During the answer, Ryan mentions it is deprecated and that the goal is to move everyone onto the Developer Console. As a long term user of Eclipse (coming from a Java background), I just don't see how this is even remotely possible. A true IDE is needed for the platform and discontinuing support for this IDE doesn't seem logical. You lose the ability to do mass refactoring, you lose the ability to store offline files (such as deploy packages, data load scripts, etc), you lose the ability of local file history, you lose the ability to quickly search entire projects, and you lose the ability to easily interact with version control systems. That is all just the tip of the iceberg of all the functionality involved with an IDE.
So, my question is, is there any other documentation stating this is going to be deprecated? Is there any explanation on possible workarounds for these other issues if this is true?
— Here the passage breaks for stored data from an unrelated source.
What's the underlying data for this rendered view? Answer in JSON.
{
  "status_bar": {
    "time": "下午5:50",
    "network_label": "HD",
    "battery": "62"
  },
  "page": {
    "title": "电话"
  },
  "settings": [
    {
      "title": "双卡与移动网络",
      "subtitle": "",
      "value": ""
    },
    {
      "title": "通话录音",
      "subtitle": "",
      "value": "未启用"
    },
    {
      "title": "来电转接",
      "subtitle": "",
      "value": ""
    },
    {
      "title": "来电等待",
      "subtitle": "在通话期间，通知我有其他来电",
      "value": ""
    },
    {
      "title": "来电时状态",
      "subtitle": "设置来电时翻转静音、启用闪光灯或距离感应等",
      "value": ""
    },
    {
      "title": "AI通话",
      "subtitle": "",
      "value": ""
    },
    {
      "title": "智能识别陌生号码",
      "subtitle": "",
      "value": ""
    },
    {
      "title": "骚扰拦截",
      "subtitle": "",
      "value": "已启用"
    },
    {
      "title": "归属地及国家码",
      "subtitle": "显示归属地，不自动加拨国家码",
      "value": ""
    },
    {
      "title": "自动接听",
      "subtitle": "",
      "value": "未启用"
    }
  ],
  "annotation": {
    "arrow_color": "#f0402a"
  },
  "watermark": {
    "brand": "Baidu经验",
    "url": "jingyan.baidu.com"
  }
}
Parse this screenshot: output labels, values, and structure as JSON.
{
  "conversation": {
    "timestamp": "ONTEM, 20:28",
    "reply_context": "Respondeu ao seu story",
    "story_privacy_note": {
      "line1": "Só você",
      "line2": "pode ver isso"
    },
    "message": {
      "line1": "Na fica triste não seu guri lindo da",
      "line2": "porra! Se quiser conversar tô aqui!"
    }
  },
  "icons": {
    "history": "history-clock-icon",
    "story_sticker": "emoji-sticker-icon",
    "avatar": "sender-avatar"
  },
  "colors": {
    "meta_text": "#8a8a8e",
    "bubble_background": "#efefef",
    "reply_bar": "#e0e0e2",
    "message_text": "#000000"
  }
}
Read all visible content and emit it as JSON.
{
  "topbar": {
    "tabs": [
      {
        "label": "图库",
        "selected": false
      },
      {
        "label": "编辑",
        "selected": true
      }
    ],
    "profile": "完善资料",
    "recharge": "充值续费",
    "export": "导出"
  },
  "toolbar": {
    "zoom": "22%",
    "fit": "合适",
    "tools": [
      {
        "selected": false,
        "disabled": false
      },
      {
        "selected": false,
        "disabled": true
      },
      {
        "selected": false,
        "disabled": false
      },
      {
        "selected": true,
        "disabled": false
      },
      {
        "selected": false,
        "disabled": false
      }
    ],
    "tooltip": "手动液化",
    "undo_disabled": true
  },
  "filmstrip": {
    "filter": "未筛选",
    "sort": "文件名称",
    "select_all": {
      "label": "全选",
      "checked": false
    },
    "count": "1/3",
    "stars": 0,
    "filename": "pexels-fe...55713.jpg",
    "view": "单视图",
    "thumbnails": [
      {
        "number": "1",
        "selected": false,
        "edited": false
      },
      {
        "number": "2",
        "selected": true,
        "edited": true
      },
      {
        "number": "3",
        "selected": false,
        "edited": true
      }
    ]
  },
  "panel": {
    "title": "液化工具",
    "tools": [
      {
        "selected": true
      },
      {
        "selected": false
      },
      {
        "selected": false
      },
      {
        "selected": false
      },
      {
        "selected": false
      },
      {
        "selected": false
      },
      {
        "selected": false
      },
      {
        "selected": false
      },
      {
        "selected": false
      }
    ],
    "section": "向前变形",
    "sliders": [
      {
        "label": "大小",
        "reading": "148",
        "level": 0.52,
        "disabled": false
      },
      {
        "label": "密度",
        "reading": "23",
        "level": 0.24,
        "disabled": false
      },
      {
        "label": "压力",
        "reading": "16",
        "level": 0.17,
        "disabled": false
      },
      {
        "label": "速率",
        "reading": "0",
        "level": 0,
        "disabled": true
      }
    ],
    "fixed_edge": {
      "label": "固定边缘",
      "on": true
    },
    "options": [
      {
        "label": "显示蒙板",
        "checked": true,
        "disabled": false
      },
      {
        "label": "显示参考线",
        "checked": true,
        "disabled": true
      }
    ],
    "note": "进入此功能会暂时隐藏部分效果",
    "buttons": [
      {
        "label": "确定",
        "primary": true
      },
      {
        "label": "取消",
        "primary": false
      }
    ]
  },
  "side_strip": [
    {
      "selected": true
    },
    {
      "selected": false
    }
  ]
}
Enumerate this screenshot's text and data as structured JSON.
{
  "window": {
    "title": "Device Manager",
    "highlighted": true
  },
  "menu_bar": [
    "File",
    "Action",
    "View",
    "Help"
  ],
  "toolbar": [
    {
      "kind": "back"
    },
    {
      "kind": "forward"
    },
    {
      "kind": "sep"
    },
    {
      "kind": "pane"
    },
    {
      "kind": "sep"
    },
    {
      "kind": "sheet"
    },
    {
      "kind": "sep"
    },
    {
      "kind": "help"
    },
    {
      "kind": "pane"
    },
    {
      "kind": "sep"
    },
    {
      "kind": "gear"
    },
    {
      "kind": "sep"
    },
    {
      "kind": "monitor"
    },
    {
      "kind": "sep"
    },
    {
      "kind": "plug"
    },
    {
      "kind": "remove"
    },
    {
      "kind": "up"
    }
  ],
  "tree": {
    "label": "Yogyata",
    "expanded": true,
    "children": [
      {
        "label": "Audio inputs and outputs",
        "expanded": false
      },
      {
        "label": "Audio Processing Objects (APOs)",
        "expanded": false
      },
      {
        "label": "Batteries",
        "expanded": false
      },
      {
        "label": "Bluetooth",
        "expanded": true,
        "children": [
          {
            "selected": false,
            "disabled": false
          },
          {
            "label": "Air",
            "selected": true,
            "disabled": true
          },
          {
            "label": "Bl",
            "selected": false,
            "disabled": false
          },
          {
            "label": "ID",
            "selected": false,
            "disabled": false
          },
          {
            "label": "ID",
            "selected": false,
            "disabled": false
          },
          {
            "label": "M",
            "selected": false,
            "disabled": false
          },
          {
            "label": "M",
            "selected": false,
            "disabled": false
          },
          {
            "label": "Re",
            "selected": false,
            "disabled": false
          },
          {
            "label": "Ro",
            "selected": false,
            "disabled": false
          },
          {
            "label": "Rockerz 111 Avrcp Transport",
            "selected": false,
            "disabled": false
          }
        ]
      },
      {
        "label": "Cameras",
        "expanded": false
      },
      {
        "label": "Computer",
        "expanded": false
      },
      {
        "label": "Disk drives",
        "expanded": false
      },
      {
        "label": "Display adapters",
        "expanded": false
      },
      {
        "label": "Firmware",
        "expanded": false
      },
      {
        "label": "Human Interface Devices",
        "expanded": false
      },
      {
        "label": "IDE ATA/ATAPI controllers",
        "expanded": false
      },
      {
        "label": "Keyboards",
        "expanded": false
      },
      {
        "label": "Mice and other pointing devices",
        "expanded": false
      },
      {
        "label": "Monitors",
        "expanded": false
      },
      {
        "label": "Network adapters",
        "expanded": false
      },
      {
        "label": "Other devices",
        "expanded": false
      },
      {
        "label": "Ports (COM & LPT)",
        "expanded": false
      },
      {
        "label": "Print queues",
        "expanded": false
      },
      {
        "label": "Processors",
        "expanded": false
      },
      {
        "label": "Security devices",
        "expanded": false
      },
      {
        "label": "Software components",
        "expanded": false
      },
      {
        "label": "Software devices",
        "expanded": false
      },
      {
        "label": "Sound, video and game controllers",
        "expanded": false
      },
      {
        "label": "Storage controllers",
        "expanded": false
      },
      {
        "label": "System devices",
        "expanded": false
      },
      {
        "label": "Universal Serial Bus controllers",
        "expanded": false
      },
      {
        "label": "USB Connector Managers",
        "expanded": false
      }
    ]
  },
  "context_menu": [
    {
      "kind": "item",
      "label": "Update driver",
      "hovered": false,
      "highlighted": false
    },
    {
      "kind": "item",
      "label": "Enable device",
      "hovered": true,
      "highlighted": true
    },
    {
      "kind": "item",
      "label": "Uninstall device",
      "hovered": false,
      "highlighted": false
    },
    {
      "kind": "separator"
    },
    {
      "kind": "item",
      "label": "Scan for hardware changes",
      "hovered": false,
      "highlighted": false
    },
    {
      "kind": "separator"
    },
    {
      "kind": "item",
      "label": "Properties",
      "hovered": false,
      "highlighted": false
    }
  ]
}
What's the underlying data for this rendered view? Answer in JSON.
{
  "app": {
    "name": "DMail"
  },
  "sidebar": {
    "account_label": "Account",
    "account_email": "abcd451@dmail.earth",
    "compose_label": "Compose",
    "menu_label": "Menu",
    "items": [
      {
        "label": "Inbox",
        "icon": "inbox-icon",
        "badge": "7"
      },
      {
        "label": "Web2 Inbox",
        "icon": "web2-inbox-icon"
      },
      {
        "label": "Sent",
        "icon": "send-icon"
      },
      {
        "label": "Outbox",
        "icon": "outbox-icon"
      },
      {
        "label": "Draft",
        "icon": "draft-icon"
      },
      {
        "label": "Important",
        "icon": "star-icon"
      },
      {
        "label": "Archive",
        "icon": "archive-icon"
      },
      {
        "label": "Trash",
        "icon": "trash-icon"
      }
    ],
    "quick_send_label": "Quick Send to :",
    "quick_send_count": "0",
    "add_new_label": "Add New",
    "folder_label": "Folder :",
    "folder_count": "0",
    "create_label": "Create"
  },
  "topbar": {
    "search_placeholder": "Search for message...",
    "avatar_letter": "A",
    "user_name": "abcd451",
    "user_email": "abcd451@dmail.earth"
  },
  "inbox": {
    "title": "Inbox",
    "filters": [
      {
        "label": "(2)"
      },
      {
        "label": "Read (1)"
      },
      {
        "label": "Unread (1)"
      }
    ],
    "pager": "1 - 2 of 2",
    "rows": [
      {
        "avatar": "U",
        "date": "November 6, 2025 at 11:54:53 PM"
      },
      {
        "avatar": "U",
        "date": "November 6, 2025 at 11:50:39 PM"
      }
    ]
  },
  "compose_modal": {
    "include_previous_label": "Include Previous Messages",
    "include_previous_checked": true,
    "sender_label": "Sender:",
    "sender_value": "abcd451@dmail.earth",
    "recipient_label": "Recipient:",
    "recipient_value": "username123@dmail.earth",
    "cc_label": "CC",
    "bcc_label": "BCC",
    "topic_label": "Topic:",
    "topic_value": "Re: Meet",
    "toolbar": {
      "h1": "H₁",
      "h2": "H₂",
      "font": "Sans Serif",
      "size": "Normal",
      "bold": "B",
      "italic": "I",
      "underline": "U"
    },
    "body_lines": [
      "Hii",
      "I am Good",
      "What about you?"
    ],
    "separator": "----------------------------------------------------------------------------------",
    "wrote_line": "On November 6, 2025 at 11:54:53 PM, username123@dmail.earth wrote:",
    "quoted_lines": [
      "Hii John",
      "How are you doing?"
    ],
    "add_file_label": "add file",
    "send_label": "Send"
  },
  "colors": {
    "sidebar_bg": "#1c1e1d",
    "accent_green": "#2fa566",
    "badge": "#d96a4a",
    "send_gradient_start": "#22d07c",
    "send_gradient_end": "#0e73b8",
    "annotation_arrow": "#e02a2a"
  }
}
Is there anything that states what the long term goals of the Force.com IDE/Developer Console truly are?
Best Answer
As the original author of the IDE, I can understand why you would be unclear on the future of the IDE. Rather than say it has been deprecated I would say that it has been put in maintenance only mode, but IS supported. That is to say, that with each release of the platform, the next being Winter '14, the IDE will be updated so that the API endpoint of the SOAP API used by the IDE is current.
The IDE uses a combination of SOAP and Metadata APIs and to gain access to the most recently exposed metadata, this endpoint update, and re-compiling needs to occur. But, that is the extent of support that we are committing to with the current IDE code base.
The long term strategy is as described above. We have moved resource from adding new features to the IDE to developing an API who sole purpose is to support tooling. You can see the progress of the tooling API in the Developer Console, which is the first place that this API is being put to work. Once the tooling API has reached a level of functionality, we will revisit an Eclipse plugin.
tl;dr The IDE was built by salesforce Developer Evangelism for the reasons that you excellently point out above. It was built before we released a Metadata API even, mostly to gain the usefulness of an IDE, but the main reason was so that the developer had access to the built in source code control, something that is terribly important for real development and governance.
Due to the popularity and adoption by the developer community, the project was "forced" upon the R&D side of the house so that it could be properly supported and maintained. The code behind the IDE has evolved organically and over a lengthy enough period of time that the entire underlying implementation has rightly been called into question. Newer APIs exist that can/will be used in conjunction with the tooling API to deliver a better performing, less chatty IDE. Included in this is something akin to a grammer for proper code assist and refactoring, replacing the current polling mechanism with a streaming API mechanism and a better Visualforce editor.
The Force.com service is unique, so while we can borrow a lot of techniques and approaches, some aspects of this just have needed to be invented. Hopefully this demonstrates our commitment to the IDE and other tools like Mavens Mate and BrainEngine
EDIT: On September 17, 2013 the DeveloperForce blogs came out with the following article. Cliff notes:
After the refactor:
EDIT: On July 1st, 2014, the Force.com IDE Core has officially gone open source on GitHub. The community can now help maintain it.